Lirica
STIFFELIO

La parola che illumina

La parola che illumina

La prima di Stiffelio (Trieste 1850) non fu un fiasco, eppure la “scabrosità” dell’argomento e i problemi con la censura austriaca convinsero Verdi a trarne una seconda versione assai modificata con altro titolo (Aroldo, Rimini 1857). Recentemente l’originale è stato ricostruito grazie a due copie sopravvissute e approda in questa veste per la prima volta in laguna in un nuovo allestimento a trent'anni dallo spettacolo di Pier Luigi Pizzi. Stiffelio è il primo lavoro del compositore improntato a quel realismo borghese che porterà in un breve volgere di tempo alla trilogia popolare ed è la sua prima opera con ambientazione contemporanea. Il protagonista, un prete protestante dibattuto fra missione spirituale e sete di vendetta nell’apprendere del tradimento della moglie, è ben analizzato, i colori orchestrali sono innovativi e la tavolozza armonica infrange i confini delle forme fino a quel momento abituali. Stiffelio, ritenuta a torto una prova inferiore, ha invece una notevole coerenza drammaturgia e una spiccata originalità: quindi partitura non vertiginosa ma fondamentale per comprendere l’evoluzione dello stile di Verdi alla fine degli “anni di galera”.

Lo spettacolo presenta una forte impronta borghese con clima claustrofobico e nord-europeo di sapore ibseniano. La scena di Guido Petzold è immersa in un buio totalizzante solo raramente interrotto dal sollevarsi per pochi istanti del muro di fondo scena. Molto efficace il lungo tavolo a cui siedono tutti all'apertura del sipario, quasi “ultima cena”; alle loro spalle una parete di spigoli e trafori geometrici che assume diversa consistenza a seconda di come viene colpita dalle luci antinaturalistiche dello stesso Petzold, fino a diventare riflesso delle vetrate colorate di una chiesa. I costumi di Judith Fischer situano l'azione nel primo Ottocento e, declinati sul nero, amplificano la cupezza dell'ambientazione. La scena è dominata da una torre-traliccio con tre fari che si innalza dal pulpito dove Stiffelio fa la sua omelia e potrebbe voler rendere l'idea di una parola illuminante nel buio con riferimento alla Trinità. La regia di Johannes Weigand non ha un'impronta particolarmente decisa e determinante e i cantanti, piuttosto statici, faticano a rendere il tumulto interiore che caratterizza i protagonisti e soprattutto i rapporti di forza tra di loro.

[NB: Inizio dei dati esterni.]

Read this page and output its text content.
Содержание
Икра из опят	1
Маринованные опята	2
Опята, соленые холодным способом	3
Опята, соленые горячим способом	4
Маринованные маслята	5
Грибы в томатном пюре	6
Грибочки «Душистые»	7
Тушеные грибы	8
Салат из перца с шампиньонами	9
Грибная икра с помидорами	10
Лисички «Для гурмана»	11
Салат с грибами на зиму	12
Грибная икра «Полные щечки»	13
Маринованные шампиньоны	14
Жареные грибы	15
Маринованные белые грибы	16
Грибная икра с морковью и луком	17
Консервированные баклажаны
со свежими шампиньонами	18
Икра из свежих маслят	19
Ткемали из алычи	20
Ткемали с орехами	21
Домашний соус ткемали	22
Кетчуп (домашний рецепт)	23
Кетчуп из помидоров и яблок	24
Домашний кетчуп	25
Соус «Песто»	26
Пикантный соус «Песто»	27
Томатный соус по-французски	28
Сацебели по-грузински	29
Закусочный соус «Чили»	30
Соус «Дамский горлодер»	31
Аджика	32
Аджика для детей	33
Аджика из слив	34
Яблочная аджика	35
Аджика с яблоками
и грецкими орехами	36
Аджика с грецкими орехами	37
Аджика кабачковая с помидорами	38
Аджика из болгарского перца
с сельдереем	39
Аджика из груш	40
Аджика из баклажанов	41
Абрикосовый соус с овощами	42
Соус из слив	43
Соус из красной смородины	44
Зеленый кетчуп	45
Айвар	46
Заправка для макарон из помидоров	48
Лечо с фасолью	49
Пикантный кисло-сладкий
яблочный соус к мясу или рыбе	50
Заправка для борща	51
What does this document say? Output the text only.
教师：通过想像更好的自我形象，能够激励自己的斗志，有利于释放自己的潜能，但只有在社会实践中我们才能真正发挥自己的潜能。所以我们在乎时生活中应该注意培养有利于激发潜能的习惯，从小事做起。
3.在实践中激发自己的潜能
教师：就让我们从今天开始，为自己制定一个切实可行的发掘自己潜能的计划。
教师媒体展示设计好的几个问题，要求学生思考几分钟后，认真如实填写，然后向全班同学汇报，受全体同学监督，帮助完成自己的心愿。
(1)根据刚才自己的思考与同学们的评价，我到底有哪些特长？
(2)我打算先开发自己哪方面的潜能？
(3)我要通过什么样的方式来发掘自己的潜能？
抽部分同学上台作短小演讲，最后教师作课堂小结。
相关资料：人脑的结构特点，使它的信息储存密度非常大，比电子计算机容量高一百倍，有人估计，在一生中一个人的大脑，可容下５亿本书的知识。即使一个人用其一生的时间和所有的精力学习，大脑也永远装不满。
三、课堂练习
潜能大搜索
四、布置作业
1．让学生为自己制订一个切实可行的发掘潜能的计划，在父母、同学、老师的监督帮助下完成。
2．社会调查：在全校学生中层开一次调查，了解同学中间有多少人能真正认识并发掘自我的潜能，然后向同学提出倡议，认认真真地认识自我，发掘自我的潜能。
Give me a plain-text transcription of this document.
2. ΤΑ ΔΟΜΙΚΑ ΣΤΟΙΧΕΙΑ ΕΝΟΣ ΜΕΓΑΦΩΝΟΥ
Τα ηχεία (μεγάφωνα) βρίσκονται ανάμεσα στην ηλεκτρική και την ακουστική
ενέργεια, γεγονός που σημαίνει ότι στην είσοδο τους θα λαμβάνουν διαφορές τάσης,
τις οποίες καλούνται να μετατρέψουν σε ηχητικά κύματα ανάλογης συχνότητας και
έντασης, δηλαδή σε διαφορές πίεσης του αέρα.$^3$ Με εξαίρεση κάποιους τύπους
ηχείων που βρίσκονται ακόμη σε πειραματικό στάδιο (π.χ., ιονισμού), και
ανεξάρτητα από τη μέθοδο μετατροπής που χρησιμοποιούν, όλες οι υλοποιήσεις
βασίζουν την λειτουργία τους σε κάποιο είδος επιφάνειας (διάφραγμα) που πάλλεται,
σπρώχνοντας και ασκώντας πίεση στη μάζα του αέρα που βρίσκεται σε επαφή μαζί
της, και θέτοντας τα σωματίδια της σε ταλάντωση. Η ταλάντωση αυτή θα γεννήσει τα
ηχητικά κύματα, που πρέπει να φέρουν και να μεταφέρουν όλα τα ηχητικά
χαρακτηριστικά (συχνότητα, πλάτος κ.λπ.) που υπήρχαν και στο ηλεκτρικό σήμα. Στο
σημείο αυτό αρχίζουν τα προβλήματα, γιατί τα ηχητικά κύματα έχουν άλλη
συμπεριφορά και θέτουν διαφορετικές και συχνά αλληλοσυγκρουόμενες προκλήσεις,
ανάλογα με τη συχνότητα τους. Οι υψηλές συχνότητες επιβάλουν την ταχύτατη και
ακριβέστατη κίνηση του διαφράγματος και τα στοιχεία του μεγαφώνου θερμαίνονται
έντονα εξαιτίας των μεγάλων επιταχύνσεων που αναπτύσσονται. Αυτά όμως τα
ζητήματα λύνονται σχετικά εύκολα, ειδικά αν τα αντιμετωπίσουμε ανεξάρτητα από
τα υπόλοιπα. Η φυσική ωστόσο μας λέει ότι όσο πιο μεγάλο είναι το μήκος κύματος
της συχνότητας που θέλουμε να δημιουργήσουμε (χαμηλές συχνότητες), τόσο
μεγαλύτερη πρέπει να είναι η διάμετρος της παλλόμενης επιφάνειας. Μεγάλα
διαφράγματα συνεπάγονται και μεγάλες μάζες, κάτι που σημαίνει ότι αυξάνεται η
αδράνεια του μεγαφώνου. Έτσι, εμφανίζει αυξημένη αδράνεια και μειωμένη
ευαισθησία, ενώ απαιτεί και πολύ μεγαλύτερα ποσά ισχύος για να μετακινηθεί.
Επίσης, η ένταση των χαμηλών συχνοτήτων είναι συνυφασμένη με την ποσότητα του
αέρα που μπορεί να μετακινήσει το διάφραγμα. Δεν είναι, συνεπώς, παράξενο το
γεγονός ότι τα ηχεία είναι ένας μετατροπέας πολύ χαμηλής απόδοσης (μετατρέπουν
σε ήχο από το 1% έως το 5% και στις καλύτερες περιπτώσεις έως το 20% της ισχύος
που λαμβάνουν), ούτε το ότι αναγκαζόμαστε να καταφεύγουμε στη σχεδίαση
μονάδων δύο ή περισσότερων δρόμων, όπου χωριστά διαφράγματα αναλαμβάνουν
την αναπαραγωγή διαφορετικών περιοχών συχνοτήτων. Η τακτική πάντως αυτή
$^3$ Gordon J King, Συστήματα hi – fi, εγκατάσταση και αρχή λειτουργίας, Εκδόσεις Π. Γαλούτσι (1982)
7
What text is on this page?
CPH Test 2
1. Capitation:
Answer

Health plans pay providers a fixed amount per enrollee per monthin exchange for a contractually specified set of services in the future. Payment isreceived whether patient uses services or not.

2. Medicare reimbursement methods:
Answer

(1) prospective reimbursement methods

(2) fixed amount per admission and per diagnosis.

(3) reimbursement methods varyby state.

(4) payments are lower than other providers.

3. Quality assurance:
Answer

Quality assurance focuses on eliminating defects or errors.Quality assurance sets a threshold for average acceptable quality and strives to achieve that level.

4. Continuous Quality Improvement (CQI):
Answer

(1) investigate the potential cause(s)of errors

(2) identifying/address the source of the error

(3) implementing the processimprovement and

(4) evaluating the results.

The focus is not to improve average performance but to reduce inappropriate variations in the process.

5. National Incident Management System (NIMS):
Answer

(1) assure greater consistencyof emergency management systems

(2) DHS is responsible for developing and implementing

Daniele Rustioni, pur giovanissimo, dimostra una notevole maturità interpretativa e la capacità di rendere la tensione incalzante e il ritmo narrativo costante anche dove la regia non riesce; il suono è curato, contrastato e ben caratterizzato dagli apporti solistici significativi: corno inglese, violoncello, organo e fagotto.

Stefano Secco è uno Stiffelio vestito in modo dimesso rispetto agli altri e con una certa “atemporalità”; la voce è morbida ed estesa, prodiga di colori, il fraseggio robusto e scolpito in ogni dettaglio, la linea di canto è solida e di grande espressività. Meno riuscita la Lina di Julianna Di Giacomo: se il registro centrale è corposo, l'acuto è poco controllato e il timbro sempre piuttosto aspro. Dimitri Platanias è uno Stankar statico e poco brillante attorialmente, vocalmente avaro di sfumature. Francesco Marsiglia è un giusto Raffaele, elegante nel contegno. Simon Lim è un affascinante Jorg in abito lungo da prete e con voce suadente. Con loro Cristiano Olivieri (Federico), Sofia Koberidze (Dorotea) e il coro ottimamente preparato da Claudio Marino Moretti.

Il programma di sala ha una nuova veste con il libretto scaricabile da QR e un importante e utile apparato critico, fondamentale per la conoscenza di Stiffelio.